NOAA is one of a handful of Federal and state agencies that have met in 2016 to discuss the complex problem of cats in Hawaii and the threats (disease, predation) they pose to native wildlife. The group is still formalizing its mission, scope and membership, but for now, it is focused on compiling and disseminating the best available science on this issue. In time, subgroups will be developed to focus on specific topics. The group will seek participation from outside (non-agency) groups, including veterinarians – so stay tuned.

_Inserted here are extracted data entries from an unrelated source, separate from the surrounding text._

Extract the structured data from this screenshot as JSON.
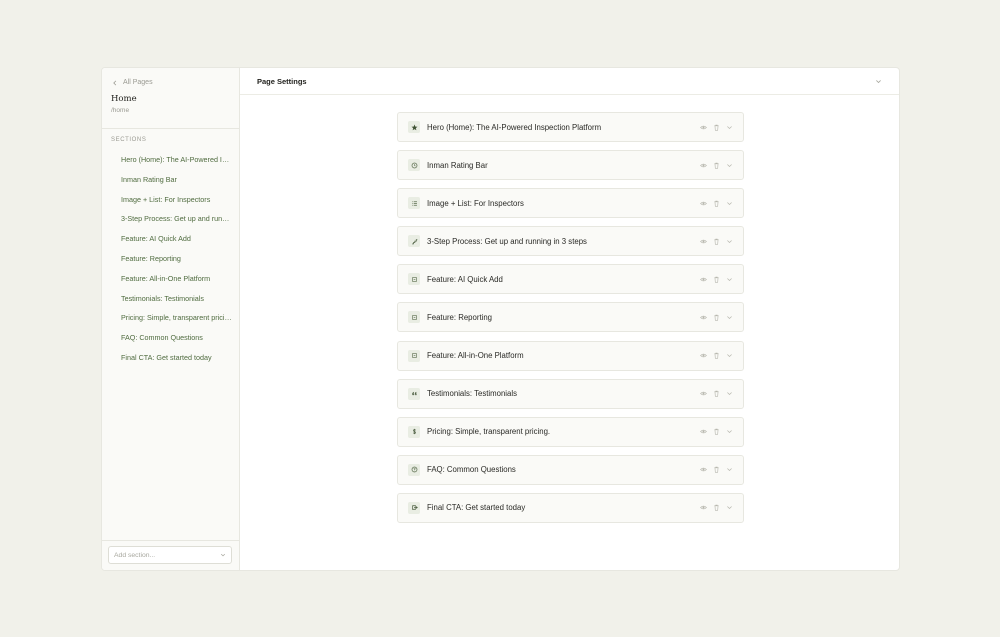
{
  "sidebar": {
    "back_label": "All Pages",
    "page_name": "Home",
    "page_path": "/home",
    "sections_heading": "Sections",
    "items": [
      {
        "label": "Hero (Home): The AI-Powered Inspection Platform"
      },
      {
        "label": "Inman Rating Bar"
      },
      {
        "label": "Image + List: For Inspectors"
      },
      {
        "label": "3-Step Process: Get up and running in 3 steps"
      },
      {
        "label": "Feature: AI Quick Add"
      },
      {
        "label": "Feature: Reporting"
      },
      {
        "label": "Feature: All-in-One Platform"
      },
      {
        "label": "Testimonials: Testimonials"
      },
      {
        "label": "Pricing: Simple, transparent pricing."
      },
      {
        "label": "FAQ: Common Questions"
      },
      {
        "label": "Final CTA: Get started today"
      }
    ],
    "add_section_placeholder": "Add section..."
  },
  "main": {
    "title": "Page Settings",
    "sections": [
      {
        "label": "Hero (Home): The AI-Powered Inspection Platform",
        "icon": "star-icon"
      },
      {
        "label": "Inman Rating Bar",
        "icon": "clock-icon"
      },
      {
        "label": "Image + List: For Inspectors",
        "icon": "list-icon"
      },
      {
        "label": "3-Step Process: Get up and running in 3 steps",
        "icon": "steps-icon"
      },
      {
        "label": "Feature: AI Quick Add",
        "icon": "feature-icon"
      },
      {
        "label": "Feature: Reporting",
        "icon": "feature-icon"
      },
      {
        "label": "Feature: All-in-One Platform",
        "icon": "feature-icon"
      },
      {
        "label": "Testimonials: Testimonials",
        "icon": "quote-icon"
      },
      {
        "label": "Pricing: Simple, transparent pricing.",
        "icon": "dollar-icon"
      },
      {
        "label": "FAQ: Common Questions",
        "icon": "question-icon"
      },
      {
        "label": "Final CTA: Get started today",
        "icon": "cta-icon"
      }
    ]
  },
  "colors": {
    "background": "#f1f1ea",
    "accent_text": "#4f6b3f",
    "icon_tint": "#5b6e4e"
  }
}
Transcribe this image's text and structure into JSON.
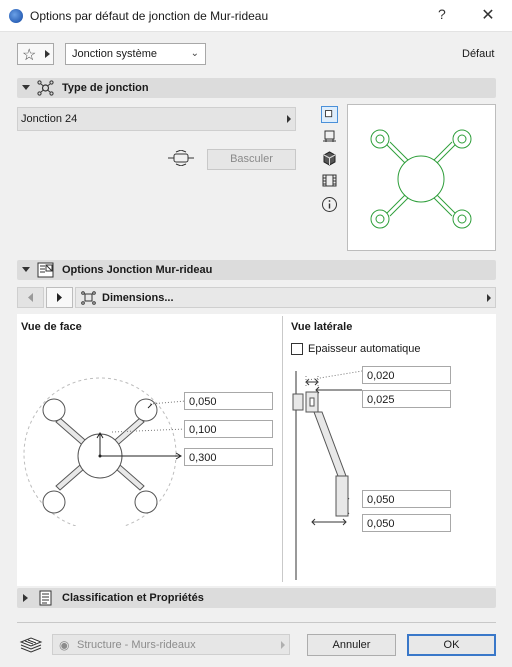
{
  "window": {
    "title": "Options par défaut de jonction de Mur-rideau",
    "help_label": "?",
    "close_label": "✕"
  },
  "toolbar": {
    "favorites_icon": "star-icon",
    "system_select_value": "Jonction système",
    "default_label": "Défaut"
  },
  "sections": {
    "type": "Type de jonction",
    "options": "Options Jonction Mur-rideau",
    "classification": "Classification et Propriétés"
  },
  "junction": {
    "value": "Jonction 24",
    "swap_button": "Basculer"
  },
  "view_tools": [
    "square-view-icon",
    "plan-view-icon",
    "3d-cube-icon",
    "film-strip-icon",
    "info-icon"
  ],
  "options_panel": {
    "tab_label": "Dimensions...",
    "front_view_label": "Vue de face",
    "side_view_label": "Vue latérale",
    "auto_thickness_label": "Epaisseur automatique",
    "front_fields": [
      "0,050",
      "0,100",
      "0,300"
    ],
    "side_fields": [
      "0,020",
      "0,025",
      "0,050",
      "0,050"
    ]
  },
  "footer": {
    "layer_value": "Structure - Murs-rideaux",
    "cancel_label": "Annuler",
    "ok_label": "OK"
  },
  "colors": {
    "preview_stroke": "#2e9e3a",
    "accent": "#3a78c9",
    "section_bg": "#dcdcdc"
  }
}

Through some of our ongoing research partnerships, we at NOAA are investigating the prevalence of exposure within the monk seal population using serology and molecular analyses. Evidence of previous exposure to T. gondii has been documented in a few apparently healthy monk seals as well, so we are very interested in this dichotomy. To address that, we are working with external partners and experts in this field to better understand the epidemiology of this pathogen in monk seals and the risk factors related to the host, pathogen and environment. I hope to be able to share the results of these studies with all of you in the years to come and I welcome your questions or dialogue on this topic.

Michelle Barbieri, DVM, MS

Wildlife Veterinary Medical Officer

Hawaiian Monk Seal Research Program

As the primary veterinarian for NOAA’s Hawaiian Monk Seal Research Program, Dr. Michelle Barbieri oversees wild monk seal disease surveillance, population health studies, vaccination, rehabilitation, and provides veterinary support to the program’s other research objectives.

References:

Honnold, S.P., Braun, R., Scott, D.P., Sreekumar, C. and Dubey, J.P., 2005. Toxoplasmosis in a Hawaiian monk seal (Monachus schauinslandi). Journal of Parasitology, 91(3), pp.695-697.

Barbieri, M.M., Kashinsky, L., Rotstein, D.S., Colegrove, K.M., Haman, K.H., Magargal, S.L., Sweeny, A.R., Kaufman, A.C., Grigg, M.E. and Littnan, C.L., 2016. Protozoal-related mortalities in endangered Hawaiian monk seals Neomonachus schauinslandi. Diseases of Aquatic Organisms, 121(2), pp.85-95.